The difficulty was also increased due to the fact that the particular web application relied heavily on externally-provided content which was not always reliable.
Enter KITT
KITT stands for “KPI Investigation Tool”, the extra T was added for style, but also predicting that some would eventually call it “the KIT Tool”.
It was created with a specific goal in mind: aggregate all accesslog entries belonging to the KPI probes and display them in an easy-to-navigate interface.
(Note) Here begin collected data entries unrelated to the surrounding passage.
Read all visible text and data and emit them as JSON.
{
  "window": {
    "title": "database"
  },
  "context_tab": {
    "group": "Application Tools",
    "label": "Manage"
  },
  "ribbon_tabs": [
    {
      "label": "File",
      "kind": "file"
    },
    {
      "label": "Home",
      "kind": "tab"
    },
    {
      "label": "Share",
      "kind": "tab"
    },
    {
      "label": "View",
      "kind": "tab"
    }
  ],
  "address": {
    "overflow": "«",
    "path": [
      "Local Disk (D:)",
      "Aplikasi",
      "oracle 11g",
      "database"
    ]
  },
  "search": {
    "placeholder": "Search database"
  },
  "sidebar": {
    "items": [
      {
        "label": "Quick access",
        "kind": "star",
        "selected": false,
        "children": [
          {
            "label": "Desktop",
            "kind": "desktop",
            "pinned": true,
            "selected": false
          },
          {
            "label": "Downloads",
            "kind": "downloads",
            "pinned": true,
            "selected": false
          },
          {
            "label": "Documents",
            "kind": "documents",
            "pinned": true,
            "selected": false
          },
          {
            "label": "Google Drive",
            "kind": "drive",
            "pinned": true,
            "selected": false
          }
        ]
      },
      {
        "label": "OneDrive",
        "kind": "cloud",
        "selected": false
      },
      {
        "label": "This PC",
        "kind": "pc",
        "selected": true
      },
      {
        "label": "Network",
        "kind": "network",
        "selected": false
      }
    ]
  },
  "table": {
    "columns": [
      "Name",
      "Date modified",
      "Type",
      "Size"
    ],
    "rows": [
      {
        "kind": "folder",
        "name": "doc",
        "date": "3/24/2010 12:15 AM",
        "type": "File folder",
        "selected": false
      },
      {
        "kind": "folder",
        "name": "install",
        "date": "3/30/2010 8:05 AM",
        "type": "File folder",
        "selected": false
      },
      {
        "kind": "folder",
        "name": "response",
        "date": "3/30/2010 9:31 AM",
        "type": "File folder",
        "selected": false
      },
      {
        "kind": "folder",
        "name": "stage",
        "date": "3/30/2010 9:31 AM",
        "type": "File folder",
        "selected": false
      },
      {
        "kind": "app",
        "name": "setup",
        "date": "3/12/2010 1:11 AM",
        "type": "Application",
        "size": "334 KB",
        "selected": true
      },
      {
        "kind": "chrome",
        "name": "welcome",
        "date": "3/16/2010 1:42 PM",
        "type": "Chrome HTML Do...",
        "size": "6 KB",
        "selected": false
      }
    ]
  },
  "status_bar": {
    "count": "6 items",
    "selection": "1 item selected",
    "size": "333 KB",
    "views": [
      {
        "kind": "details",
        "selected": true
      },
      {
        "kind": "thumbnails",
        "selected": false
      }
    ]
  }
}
To that effect, every incoming request at the first layer was tagged with a unique identifier, which carried through to all the lower layers and allowed for simple log collection and processing.
Once the data was collected in KITT, we could check easily which requests had failed, at which layer of the application’s stack, and for what reason (error, timeout, caused internally or by an external partner, etc.), this sped up immensely our daily KPI checking work.
Further uses
We found other uses for KITT, once it was live.
Rather than just collecting and showing KPI probe logs, we made it collect also logs from our own controlled tests, which allowed us to be faster at troubleshooting. With time it was even adapted for different web applications and was an essential tool.
Technology
KITT posed some interesting engineering problems, particularly at the database design level, since the amount of data was considerable.
It was written in Perl, running as mod_cgi in apache. Storage was handled by a single MySQL instance.